Aos 73 anos, Delroy Lindo vive um momento especial na carreira. Depois de décadas entregando atuações elogiadas no cinema, o ator finalmente recebeu sua primeira indicação ao Oscar.
Em entrevista ao The Hollywood Reporter, Lindo falou sobre o reconhecimento por Pecadores, relembrou sua trajetória e comentou a possibilidade de integrar o elenco de Pantera Negra 3.
Do clássico Malcolm X ao faroeste Vingança & Castigo, o ator sempre deixou sua marca em produções de diferentes estilos. Agora, é a vez de Delta Slim, personagem do terror dirigido por Ryan Coogler, colocá-lo no centro das atenções da temporada de premiações.
Mesmo com o destaque recente, Lindo evita se colocar na posição de estrela principal.
“Eu não tenho desejo algum de me diminuir, mas não penso em mim como protagonista. Eu me vejo como ator de personagens”, afirmou.
Ele explicou que seu foco sempre foi preencher o espaço do papel da forma mais completa possível: “Eu penso em como posso desenvolver esse personagem ao máximo e ocupar o espaço que ele tem no roteiro da maneira mais eficaz. Não tem a ver com ser protagonista ou não. Tem a ver com fazer o melhor trabalho possível.”

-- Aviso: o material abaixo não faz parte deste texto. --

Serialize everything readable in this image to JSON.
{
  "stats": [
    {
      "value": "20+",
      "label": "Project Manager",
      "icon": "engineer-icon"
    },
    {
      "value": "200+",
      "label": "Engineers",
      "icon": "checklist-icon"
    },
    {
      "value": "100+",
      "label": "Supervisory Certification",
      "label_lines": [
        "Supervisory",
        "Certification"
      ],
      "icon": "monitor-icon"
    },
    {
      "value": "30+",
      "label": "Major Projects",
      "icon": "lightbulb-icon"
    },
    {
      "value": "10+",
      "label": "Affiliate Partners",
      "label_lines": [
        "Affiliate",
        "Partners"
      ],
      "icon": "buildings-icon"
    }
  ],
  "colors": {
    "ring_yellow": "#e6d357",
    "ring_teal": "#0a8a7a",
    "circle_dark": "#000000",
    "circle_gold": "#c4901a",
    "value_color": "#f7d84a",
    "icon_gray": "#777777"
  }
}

Em Pecadores, Lindo interpreta um tocador de harmônica que enfrenta a dureza do sul dos Estados Unidos na era das leis segregacionistas. Embora tenha menos tempo de tela do que outros personagens, sua presença é determinante na história.
Para compor o papel, ele mergulhou em pesquisas sobre o blues e a cultura do Delta do Mississippi.
“Tudo começou quando Ryan me enviou dois livros: Blues People, de Amiri Baraka, e Deep Blues, de Robert Palmer. Depois disso, comecei minha própria pesquisa. Assisti a documentários, ouvi muita música, Son House, Howlin’ Wolf, Muddy Waters, Ike Turner.”
Um dos momentos mais comentados do filme é um monólogo dentro de um carro, que termina com um lamento cantado. Lindo revelou que essa parte não estava totalmente no roteiro:
“Aquele final do monólogo, quando eu solto aquele lamento, foi improvisado. Fizemos seis ou sete tomadas, mas a base da cena já estava no roteiro do Ryan.”
Reconhecimento tardio
O ator também comparou a repercussão atual com a reação que recebeu por sua atuação em Destacamento Blood, de Spike Lee, em 2020.
“Eu nunca tinha vivido algo daquela magnitude em termos de reconhecimento. Era gigantesco. Parecia que minha mãe tinha escrito aquelas críticas.”, disse, rindo. “Isso agora tem sido muito parecido.”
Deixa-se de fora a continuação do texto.